La Conférence de Munich, grand rendez-vous dédié à la sécurité et au renseignement, est parfois riche d’enseignements, mais ces derniers se cachent dans les détails. Ces dernières semaines, de nombreux observateurs s’interrogeaient sur la possibilité que les richesses souterraines ukrainiennes jouent un rôle dans une éventuelle négociation entre Kiev et Washington sur la sécurité de l’Ukraine. L’évocation de ces enjeux miniers à Munich vient confirmer leur dimension sécuritaire.
En effet, dans la matinée, l’Ukraine a remis aux États-Unis un projet de partenariat sur ses ressources minières stratégiques, un document qui sera étudié de près, ce vendredi, par l’administration américaine. L’annonce intervient alors qu’une rencontre entre le président Volodymyr Zelensky et le vice-président américain J.D Vance est attendue à la Conférence de Munich sur la sécurité. L’offre ukrainienne pour ses ressources minières s’inscrit dans le cadre du « Plan de la victoire », un programme dévoilé en octobre dernier devant le Parlement ukrainien, qui vise notamment – dans son cinquième et dernier point – à utiliser les richesses minérales du pays comme levier économique et diplomatique pour sécuriser un soutien occidental plus durable.

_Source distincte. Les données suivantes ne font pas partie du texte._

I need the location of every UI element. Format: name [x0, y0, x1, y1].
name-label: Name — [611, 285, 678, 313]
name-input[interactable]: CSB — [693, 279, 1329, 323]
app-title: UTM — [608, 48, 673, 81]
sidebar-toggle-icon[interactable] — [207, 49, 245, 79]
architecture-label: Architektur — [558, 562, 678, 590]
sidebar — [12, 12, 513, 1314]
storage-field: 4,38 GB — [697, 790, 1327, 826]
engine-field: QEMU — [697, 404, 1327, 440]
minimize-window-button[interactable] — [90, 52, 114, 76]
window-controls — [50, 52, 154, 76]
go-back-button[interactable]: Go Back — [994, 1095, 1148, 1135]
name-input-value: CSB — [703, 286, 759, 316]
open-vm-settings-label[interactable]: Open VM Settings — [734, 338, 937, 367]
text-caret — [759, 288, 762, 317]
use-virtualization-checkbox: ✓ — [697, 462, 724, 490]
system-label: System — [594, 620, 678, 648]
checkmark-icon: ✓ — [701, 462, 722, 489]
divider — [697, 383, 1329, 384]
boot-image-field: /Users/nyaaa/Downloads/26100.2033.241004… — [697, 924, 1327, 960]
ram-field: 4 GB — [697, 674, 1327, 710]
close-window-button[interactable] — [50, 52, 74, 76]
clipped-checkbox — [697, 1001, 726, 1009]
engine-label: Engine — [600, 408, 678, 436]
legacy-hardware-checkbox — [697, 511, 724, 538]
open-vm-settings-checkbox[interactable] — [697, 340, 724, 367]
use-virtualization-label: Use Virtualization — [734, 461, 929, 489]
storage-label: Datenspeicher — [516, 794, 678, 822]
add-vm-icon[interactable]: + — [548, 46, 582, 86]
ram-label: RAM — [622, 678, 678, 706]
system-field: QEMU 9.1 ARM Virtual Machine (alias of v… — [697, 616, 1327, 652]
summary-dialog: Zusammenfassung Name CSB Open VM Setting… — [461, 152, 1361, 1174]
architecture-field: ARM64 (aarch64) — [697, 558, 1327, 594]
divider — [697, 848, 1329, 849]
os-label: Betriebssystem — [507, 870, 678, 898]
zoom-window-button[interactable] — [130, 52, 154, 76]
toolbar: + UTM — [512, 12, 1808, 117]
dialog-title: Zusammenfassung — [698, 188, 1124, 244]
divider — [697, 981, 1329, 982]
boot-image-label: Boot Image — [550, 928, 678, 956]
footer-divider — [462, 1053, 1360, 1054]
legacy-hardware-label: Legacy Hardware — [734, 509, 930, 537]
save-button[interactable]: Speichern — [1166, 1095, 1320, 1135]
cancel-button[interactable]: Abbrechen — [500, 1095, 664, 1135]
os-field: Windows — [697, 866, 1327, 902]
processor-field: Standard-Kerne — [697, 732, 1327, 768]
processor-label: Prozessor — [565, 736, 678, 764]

L’intérêt américain pour ces ressources stratégiques s’est intensifié depuis l’arrivée de Donald Trump à la Maison-Blanche, qui a conditionné la poursuite de l’aide américaine à un accès aux minerais ukrainiens. « L’Ukraine a remis le document », a expliqué un membre de la délégation ukrainienne, ajoutant que la partie américaine avait demandé un délai pour l’étudier.
Un nouveau deal de Trump
Donald Trump, fidèle à son approche transactionnelle, entend transformer l’aide américaine en un échange économique stratégique. Dans une interview à Fox News la semaine dernière, il a déclaré sans détour :
« Je leur ai dit [à l’Ukraine] que je voulais l’équivalent de 500 milliards de dollars de terres rares. Et ils ont accepté de le faire, donc au moins nous ne nous sentons pas stupides. »
Aux yeux de Trump, l’équation est simple : les États-Unis ont versé des centaines de milliards de dollars d’aide à l’Ukraine depuis le début de la guerre, il est temps, selon lui, d’en obtenir un retour sur investissement.
À Kiev, cette logique suscite autant de prudence que d’intérêt. L’Ukraine, consciente du penchant du président américain pour les « deals », aurait retardé à plusieurs reprises la signature d’un accord sur l’exploitation de ses ressources minières, espérant qu’un changement d’administration en 2025 permettrait d’obtenir de meilleures conditions.
Désormais le pari semble en partie gagné : Trump, plus favorable aux accords économiques directs que son prédécesseur, représente pour Kiev une opportunité d’ancrer durablement le soutien américain, en échange de concessions sur ses richesses naturelles.
Des richesses minérales au cœur du jeu géopolitique
L’Ukraine dispose d’un sous-sol exceptionnellement riche, attirant convoitises et rivalités. Elle possède les plus grandes réserves de titane d’Europe (7 % des réserves mondiales), environ 500 000 tonnes de lithium ainsi que d’importants gisements de graphite et de gallium.
« L’Ukraine peut devenir un élément essentiel de la chaîne d’approvisionnement mondiale en matières premières essentielles, en agissant comme un partenaire stratégique pour créer des chaînes d’approvisionnement plus résilientes », soulignait fin janvier dans nos colonnes Nataliya Katser-Buchkovska, ancienne députée de la Rada et spécialiste des questions énergétiques.
L’Union européenne avait déjà anticipé cette dynamique en 2021 en signant un accord de partenariat avec Kiev sur les métaux stratégiques, réduisant sa dépendance vis-à-vis de la Chine et de la Russie. Cependant, l’administration Trump pousse désormais pour un engagement économique plus direct des États-Unis, voyant en l’Ukraine une opportunité pour diversifier son approvisionnement, notamment en terres rares, indispensables aux industries militaires et aux technologies de pointe. Cependant, si le discours de Donald Trump semble viser les terres rares ukrainiennes, Kiev n’en dispose pas en immense quantité. À l’inverse, c’est le lithium – moins rare dans le sous-sol du pays d’Europe de l’Est – qui pourrait particulièrement intéresser les Américains.